少年期を北アイルランドのベルファストで送った映画人ケネス・ブラナーが万感を込めて描く半自伝的な一本。’69年当時、かの地は北アイルランド紛争によって、プロテスタントとカトリックの住民同士の衝突が絶えなかった。カトリックの多い地域で暮らすプロテスタント一家の少年バディにとってみれば、どちらも善き隣人であることに変わりはない。しかし強硬派による暴力はとどまるところを知らず、そんな日々から逃れようと一家はイングランドへの移住を考えはじめる……。

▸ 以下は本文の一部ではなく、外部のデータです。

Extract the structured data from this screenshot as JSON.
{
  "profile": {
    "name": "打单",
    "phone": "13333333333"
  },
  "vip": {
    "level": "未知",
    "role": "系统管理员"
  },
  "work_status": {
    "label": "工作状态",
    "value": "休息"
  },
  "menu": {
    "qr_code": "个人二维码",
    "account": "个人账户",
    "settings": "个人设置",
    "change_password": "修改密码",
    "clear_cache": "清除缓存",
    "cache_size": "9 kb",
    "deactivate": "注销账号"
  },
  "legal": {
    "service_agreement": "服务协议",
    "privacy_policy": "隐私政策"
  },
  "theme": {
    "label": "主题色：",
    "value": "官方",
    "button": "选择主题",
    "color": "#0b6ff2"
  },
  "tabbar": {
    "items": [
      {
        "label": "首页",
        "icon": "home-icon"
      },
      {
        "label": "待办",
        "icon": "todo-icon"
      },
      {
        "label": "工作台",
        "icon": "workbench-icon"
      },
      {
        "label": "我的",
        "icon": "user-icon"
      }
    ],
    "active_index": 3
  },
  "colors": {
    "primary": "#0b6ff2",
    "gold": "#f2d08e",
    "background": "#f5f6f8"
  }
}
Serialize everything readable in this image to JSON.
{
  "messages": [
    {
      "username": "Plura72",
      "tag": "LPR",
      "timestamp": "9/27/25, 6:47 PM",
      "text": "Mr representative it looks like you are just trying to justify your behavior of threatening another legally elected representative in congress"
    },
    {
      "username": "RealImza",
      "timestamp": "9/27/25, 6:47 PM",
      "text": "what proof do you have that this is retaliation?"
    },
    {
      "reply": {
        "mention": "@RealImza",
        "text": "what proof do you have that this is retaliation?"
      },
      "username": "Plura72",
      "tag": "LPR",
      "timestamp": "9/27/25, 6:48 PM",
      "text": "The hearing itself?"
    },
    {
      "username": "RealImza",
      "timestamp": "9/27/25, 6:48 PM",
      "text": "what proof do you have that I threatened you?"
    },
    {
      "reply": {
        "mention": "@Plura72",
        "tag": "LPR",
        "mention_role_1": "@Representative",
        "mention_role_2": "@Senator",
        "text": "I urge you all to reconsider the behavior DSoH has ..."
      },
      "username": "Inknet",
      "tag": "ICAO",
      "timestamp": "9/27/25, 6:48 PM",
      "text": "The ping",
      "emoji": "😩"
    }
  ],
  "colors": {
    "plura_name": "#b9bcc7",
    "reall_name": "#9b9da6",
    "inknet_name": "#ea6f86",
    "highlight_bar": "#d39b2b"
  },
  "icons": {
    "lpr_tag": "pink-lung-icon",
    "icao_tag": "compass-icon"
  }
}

バリケードを張りめぐらし、夜通し火を絶やさず交代で見張りを続ける住民たち。いつ何時、怒れる群衆が雪崩れ込んでくるかわからない緊張と恐怖が充満する一方、少年の暮らしは子供ながらの瑞々しい感性の発露と、目と心を楽しませるカルチャー体験でいっぱいだ。その一つ一つがブラナーの礎なのだと考えると無性に胸が熱くなる。さらに忘れがたいのは慈愛に満ちた祖父母の存在だ。「さあ行きなさい。振り返らないで。愛してる」。ジュディ・デンチが放つ力強く崇高なセリフが、モノクロームの世界を宝石のごとく輝かせている。